The Rebuild IRS Initiative: With a Bipartisan Approach to Rebalancing Management Stovepipes and Fixing 'Grass Roots' Field Operations
59 Pages Posted: 21 Apr 2015
Date Written: April 19, 2015
Abstract
This White Paper offers an achievable "breakthrough opportunity" and framework for restoring trust to the Internal Revenue Service. It identifies the ill-conceived massive 1998 structural reorganization and division (like salami-slicing) of field operations as a major cause of the IRS’s current "downward slide." With that recognition, change-makers can travel a 2015 bipartisan pathway to addressing a wrong-headed 1998 "solution" to a 1998 non-existent structural problem by introducing a 2015 proposal for a National Office consolidation (slimming down) coupled with a field operations decentralization (closer to customers and ending the practice of absentee senior-management without local accountability).
The 1998 restructuring was, at best, a bad idea masterfully executed. At worst, it was a bad idea oversold, overrated and hierarchical making IRS an overly-centralized Washington agency.
The 1998 reorganization architects had scrapped a perfectly good structure by eliminating locally-accountable "District Offices" and replacing them with a headquarters-heavy (and field-light) bureaucracy of unjustifiably divisive stovepipes.
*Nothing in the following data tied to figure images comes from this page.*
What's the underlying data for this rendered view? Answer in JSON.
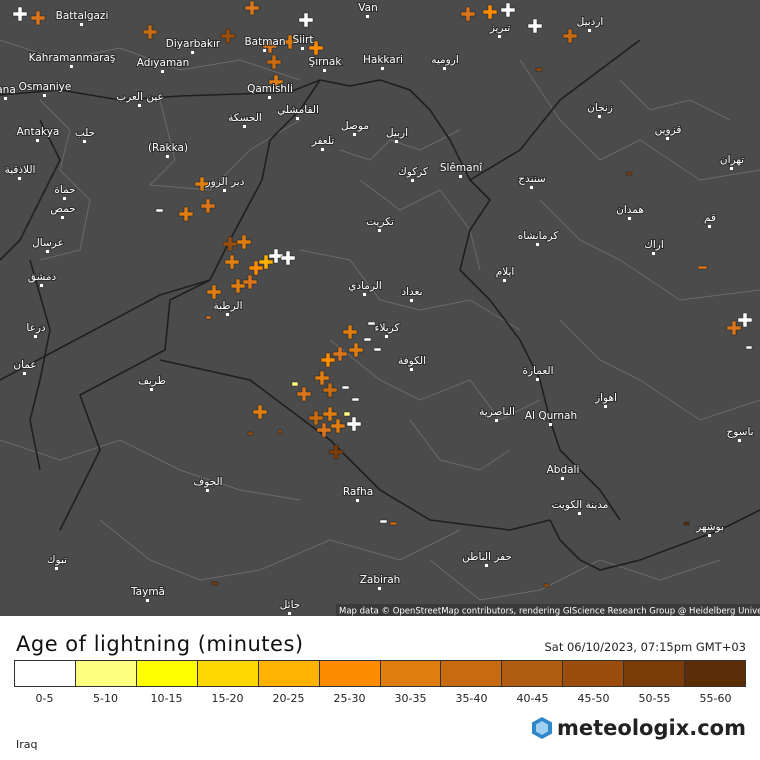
{
  "map": {
    "attribution": "Map data © OpenStreetMap contributors, rendering GIScience Research Group @ Heidelberg University",
    "labels": [
      "Battalgazi",
      "Diyarbakır",
      "Batman",
      "Siirt",
      "Van",
      "Kahramanmaraş",
      "Adıyaman",
      "Şırnak",
      "Hakkari",
      "Osmaniye",
      "ana",
      "Qamishli",
      "Antakya",
      "(Rakka)",
      "Slêmanî",
      "Rafha",
      "Zabirah",
      "Taymā",
      "Abdali",
      "Al Qurnah",
      "حلب",
      "الحسكة",
      "موصل",
      "اربيل",
      "كركوك",
      "تكريت",
      "بغداد",
      "كربلاء",
      "الكوفة",
      "الرمادي",
      "دير الزور",
      "حماة",
      "حمص",
      "دمشق",
      "عمان",
      "الرطبة",
      "طريف",
      "الجوف",
      "تبوك",
      "حائل",
      "الناصرية",
      "العمارة",
      "مدينة الكويت",
      "اهواز",
      "اراك",
      "همدان",
      "كرمانشاه",
      "تبريز",
      "اردبيل",
      "ارومیه",
      "زنجان",
      "قزوين",
      "تهران",
      "سنندج",
      "ايلام",
      "قم",
      "بوشهر",
      "باسوج",
      "حفر الباطن",
      "عين العرب",
      "تلعفر",
      "عرسال",
      "اللاذقية",
      "درعا",
      "القامشلي"
    ]
  },
  "legend": {
    "title": "Age of lightning (minutes)",
    "timestamp": "Sat 06/10/2023, 07:15pm GMT+03",
    "bins": [
      {
        "label": "0-5",
        "color": "#ffffff"
      },
      {
        "label": "5-10",
        "color": "#ffff80"
      },
      {
        "label": "10-15",
        "color": "#ffff00"
      },
      {
        "label": "15-20",
        "color": "#ffd700"
      },
      {
        "label": "20-25",
        "color": "#ffb300"
      },
      {
        "label": "25-30",
        "color": "#ff8c00"
      },
      {
        "label": "30-35",
        "color": "#e07d10"
      },
      {
        "label": "35-40",
        "color": "#c86a10"
      },
      {
        "label": "40-45",
        "color": "#b05c10"
      },
      {
        "label": "45-50",
        "color": "#9a4d0d"
      },
      {
        "label": "50-55",
        "color": "#7a3d0a"
      },
      {
        "label": "55-60",
        "color": "#5c2e08"
      }
    ]
  },
  "footer": {
    "region": "Iraq",
    "brand": "meteologix.com"
  }
}
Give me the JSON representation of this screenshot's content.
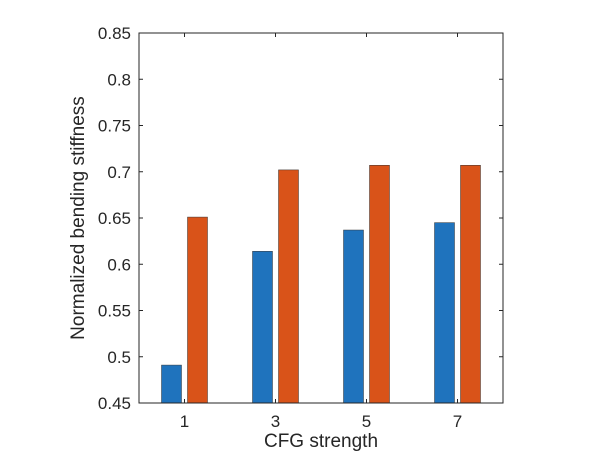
{
  "chart_data": {
    "type": "bar",
    "title": "",
    "xlabel": "CFG strength",
    "ylabel": "Normalized bending stiffness",
    "categories": [
      "1",
      "3",
      "5",
      "7"
    ],
    "series": [
      {
        "name": "Series 1",
        "color": "#1f73bd",
        "values": [
          0.491,
          0.614,
          0.637,
          0.645
        ]
      },
      {
        "name": "Series 2",
        "color": "#d95319",
        "values": [
          0.651,
          0.702,
          0.707,
          0.707
        ]
      }
    ],
    "ylim": [
      0.45,
      0.85
    ],
    "yticks": [
      0.45,
      0.5,
      0.55,
      0.6,
      0.65,
      0.7,
      0.75,
      0.8,
      0.85
    ],
    "ytick_labels": [
      "0.45",
      "0.5",
      "0.55",
      "0.6",
      "0.65",
      "0.7",
      "0.75",
      "0.8",
      "0.85"
    ],
    "grid": false,
    "legend": "none"
  }
}
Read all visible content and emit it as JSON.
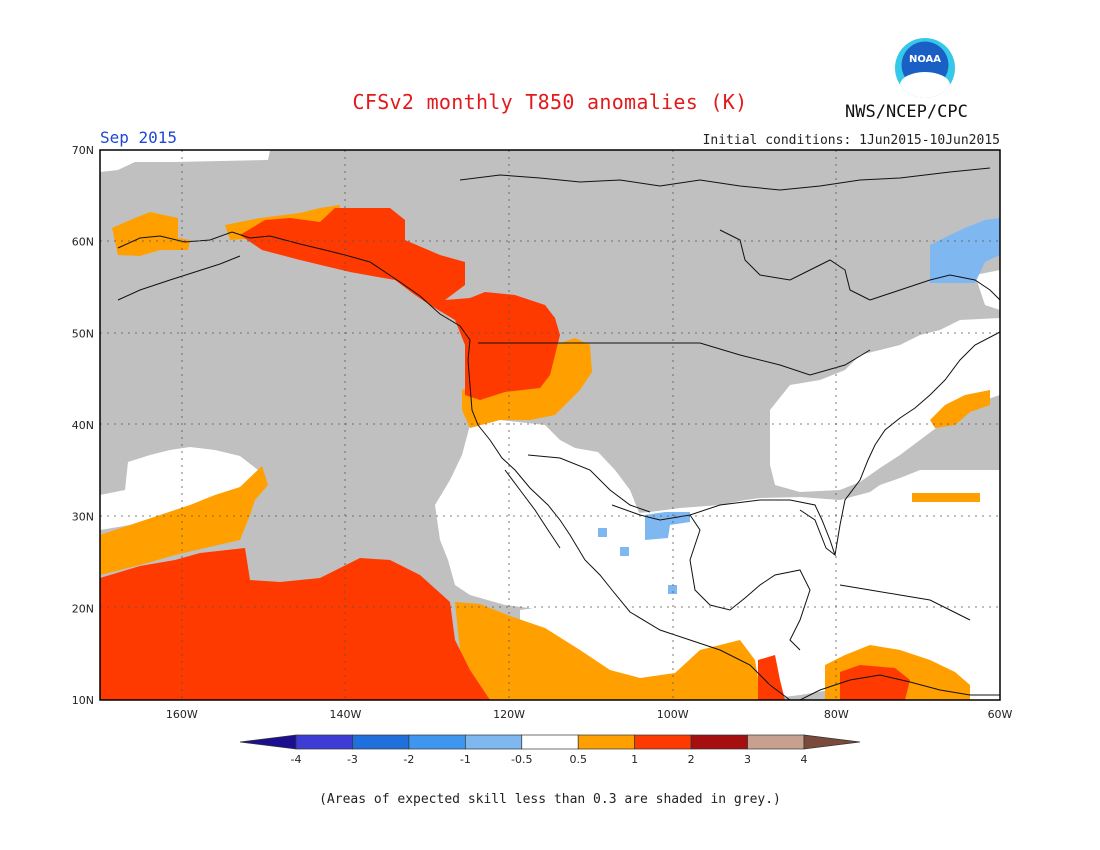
{
  "header": {
    "title": "CFSv2 monthly T850 anomalies (K)",
    "valid_month": "Sep 2015",
    "agency": "NWS/NCEP/CPC",
    "initial_conditions": "Initial conditions: 1Jun2015-10Jun2015",
    "logo_text": "NOAA"
  },
  "footnote": "(Areas of expected skill less than 0.3 are shaded in grey.)",
  "map": {
    "lat_labels": [
      "70N",
      "60N",
      "50N",
      "40N",
      "30N",
      "20N",
      "10N"
    ],
    "lon_labels": [
      "160W",
      "140W",
      "120W",
      "100W",
      "80W",
      "60W"
    ],
    "extent": {
      "lon": [
        -170,
        -60
      ],
      "lat": [
        10,
        70
      ]
    },
    "grid": true,
    "low_skill_color": "#c0c0c0"
  },
  "legend": {
    "tick_labels": [
      "-4",
      "-3",
      "-2",
      "-1",
      "-0.5",
      "0.5",
      "1",
      "2",
      "3",
      "4"
    ],
    "colors": [
      "#1a0f8f",
      "#3d3dd6",
      "#1f6fdc",
      "#3f96f0",
      "#7fb8f0",
      "#ffffff",
      "#ff9f00",
      "#ff3a00",
      "#a50f0f",
      "#c8a090",
      "#7a4a3a"
    ]
  },
  "colors": {
    "title": "#e31a1c",
    "valid": "#1f47d6",
    "grey": "#c0c0c0",
    "orange": "#ff9f00",
    "red": "#ff3a00",
    "light_blue": "#7fb8f0",
    "blue": "#5aa0ec"
  }
}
To recover from that, presently, IRS can feasibly deliver a range of better practices, especially through refreshingly new, "Field Executive Offices (FEOs)" (See page 16, infra) run by senior-executive "Field Directors," to restore "grass roots" accountability and a geographic footprint.
In sum, that 1998 ill-conceived restructuring can more accurately be seen for what it always was, "reversible error" and a "treatable self-inflicted wound." As prophesized by Brookings and countless "independent" minded Service insiders, things actually did get "worse"! So, what now!